College basketball coaches from Drake, Idaho State and Montana State were recruiting Palo Verde High senior Jordyn Martin over the past months, telling the 6-foot-7, 210-pound forward how much potential they believed he had.
However, they never offered him a spot on their rosters.
Then, about two weeks ago, a school the Martin family was more than familiar with surprisingly reached out with a scholarship offer.
New Northern Arizona University coach Jack Murphy contacted Martin shortly after being hired with similar words of praise and, more important, a scholarship.
Martin’s father, Torry Martin, played football for NAU in the 1980s, and his mother, Tammy, also attended the school. But until Murphy was hired, NAU coaches never recruited Jordyn Martin.
Jordyn Martin, who averaged 11 points and nine rebounds a game this winter in helping Palo Verde reach the Sunset Regional title game, signed a national letter of intent Tuesday. Not only was NAU the lone program to offer him a scholarship, but the Flagstaff, Ariz., school is like a second home with family members living in the area.
“It’s going to be really cool continuing a (family) tradition,” he said. “It’s exciting to be part of (Murphy’s) first signing class. I’m going to be part of a group trying to bring winning back to NAU.”
NAU won just five games last year in finishing last in the Big Sky Conference — a fact the Martin family had to consider.
“No one was willing to pull the trigger on the full-ride (scholarship),” Torry Martin said. “But Murphy had heard of Jordyn and saw some tape. Although my wife and I went there, we were still horrified when Northern Arizona called because, quite honestly, you want your child to go somewhere successful. But the new coach is great. He’s a winner and has a vision. We are excited (Jordyn) can continue the Lumberjack tradition.”
Waiting to receive the a scholarship offer required a lot of patience.

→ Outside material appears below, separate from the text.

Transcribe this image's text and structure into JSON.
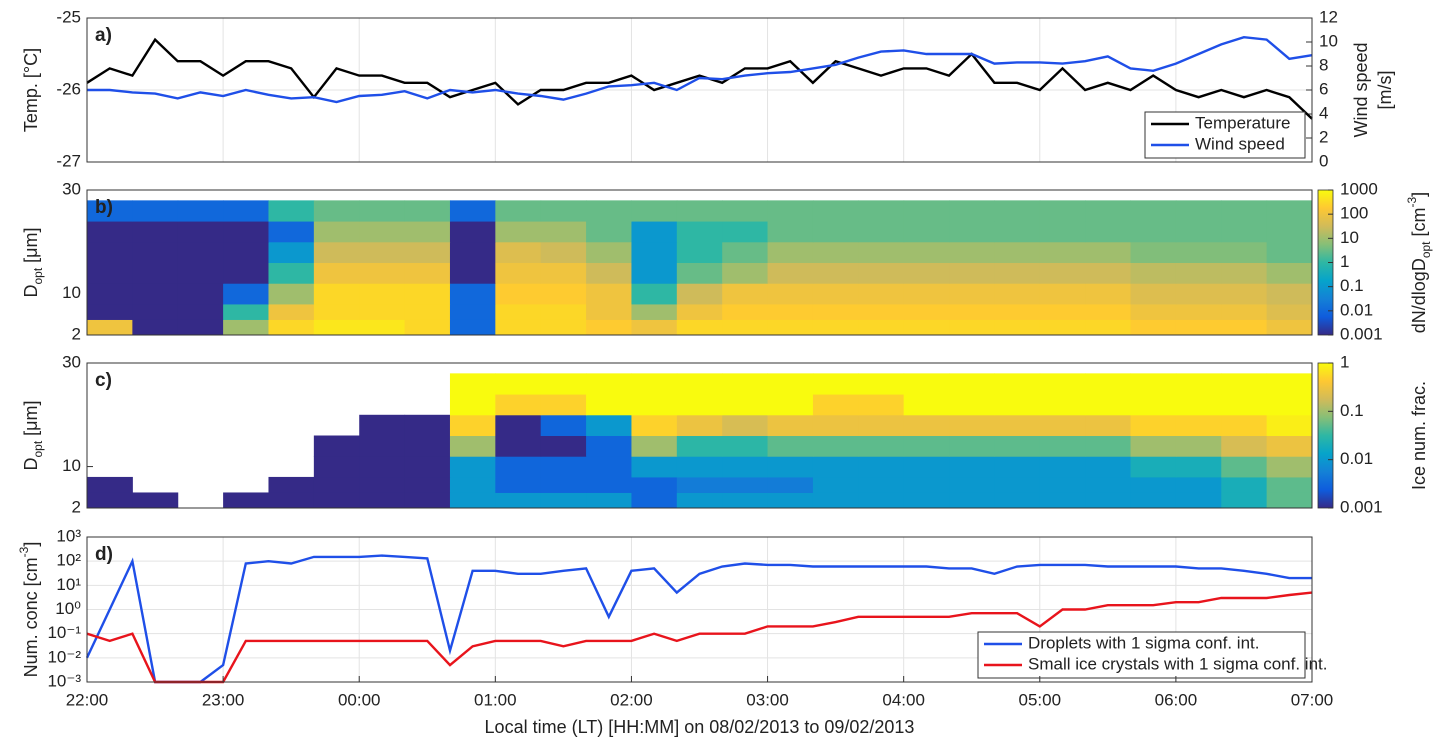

Jordyn Martin was scheduled to play in a showcase for unsigned players before NAU coaches became involved in his recruitment.
“I understood the whole process and why I wasn’t getting offers,” he said. “Those coaches were doing their job. It did put a chip on my shoulder to work harder.”
His parents couldn’t be happier for their son to be part of the new era of NAU basketball.
“Everyone is excited in Flagstaff. (Murphy) has created a buzz in that town,” Torry Martin said.